HMGB3 and SUB1 Bind to and Facilitate the Repair of N(2)-Alkylguanine Lesions in DNA.

N(2)-Alkyl-2'-deoxyguanosine (N(2)-alkyl-dG) is a major type of minor-groove DNA lesions arising from endogenous metabolic processes and exogenous exposure to environmental contaminants. The N(2)-alkyl-dG lesions, if left unrepaired, can block DNA replication and transcription and induce mutations in these processes. Nevertheless, the repair pathways for N(2)-alkyl-dG lesions remain incompletely elucidated. By utilizing a photo-cross-linking coupled with mass spectrometry-based quantitative proteomic analysis, we identified a series of candidate N(2)-alkyl-dG-binding proteins. We found that two of these proteins, i.e., high-mobility group protein B3 (HMGB3) and SUB1, could bind directly to N(2)-nBu-dG-containing duplex DNA in vitro and promote the repair of this lesion in cultured human cells.
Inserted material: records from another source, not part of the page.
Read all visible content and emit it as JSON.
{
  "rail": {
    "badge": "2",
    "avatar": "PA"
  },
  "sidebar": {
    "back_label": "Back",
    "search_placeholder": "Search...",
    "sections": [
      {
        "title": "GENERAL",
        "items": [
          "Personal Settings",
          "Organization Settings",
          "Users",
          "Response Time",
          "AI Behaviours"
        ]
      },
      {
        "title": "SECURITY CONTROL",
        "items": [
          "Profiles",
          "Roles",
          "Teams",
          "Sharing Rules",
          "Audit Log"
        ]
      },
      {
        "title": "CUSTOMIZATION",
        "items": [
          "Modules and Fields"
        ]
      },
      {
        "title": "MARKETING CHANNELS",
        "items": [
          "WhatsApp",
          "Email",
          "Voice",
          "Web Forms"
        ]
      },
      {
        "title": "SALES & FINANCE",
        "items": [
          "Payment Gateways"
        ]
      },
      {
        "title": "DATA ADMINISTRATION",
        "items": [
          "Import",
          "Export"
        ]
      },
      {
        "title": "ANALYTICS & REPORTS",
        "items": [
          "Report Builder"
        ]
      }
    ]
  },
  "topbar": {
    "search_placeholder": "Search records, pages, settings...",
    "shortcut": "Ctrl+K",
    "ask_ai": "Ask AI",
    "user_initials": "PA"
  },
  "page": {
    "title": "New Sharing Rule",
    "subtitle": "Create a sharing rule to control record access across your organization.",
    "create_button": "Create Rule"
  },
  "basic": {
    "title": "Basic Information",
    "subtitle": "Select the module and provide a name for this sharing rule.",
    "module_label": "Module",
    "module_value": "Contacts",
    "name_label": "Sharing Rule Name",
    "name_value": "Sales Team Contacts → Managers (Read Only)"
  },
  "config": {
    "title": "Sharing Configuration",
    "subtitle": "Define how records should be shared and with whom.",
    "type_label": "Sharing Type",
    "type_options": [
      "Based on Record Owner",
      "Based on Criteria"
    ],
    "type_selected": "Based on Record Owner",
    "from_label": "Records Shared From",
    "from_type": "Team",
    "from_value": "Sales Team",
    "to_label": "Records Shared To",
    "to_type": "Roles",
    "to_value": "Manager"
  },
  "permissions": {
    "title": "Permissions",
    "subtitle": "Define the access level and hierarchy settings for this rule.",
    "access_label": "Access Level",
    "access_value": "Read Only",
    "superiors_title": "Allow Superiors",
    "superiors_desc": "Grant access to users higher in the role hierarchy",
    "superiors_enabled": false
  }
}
In addition, HMGB3 and SUB1 protected cells against benzo[a]pyrene-7,8-diol-9,10-epoxide (BPDE). SUB1 exhibits preferential binding to both the cis and trans diastereomers of N(2)-BPDE-dG over unmodified dG. On the other hand, HMGB3 binds favorably to trans-N(2)-BPDE-dG; the protein, however, does not distinguish cis-N(2)-BPDE-dG from unmodified dG. Consistently, genetic ablation of HMGB3 conferred diminished repair of trans-N(2)-BPDE-dG, but not its cis counterpart, whereas loss of SUB1 conferred attenuated repair of both diastereomers. Together, we identified proteins involved in the cellular sensing and repair of minor-groove N(2)-alkyl-dG lesions and documented a unique role of HMGB3 in the stereospecific recognition and repair of N(2)-BPDE-dG.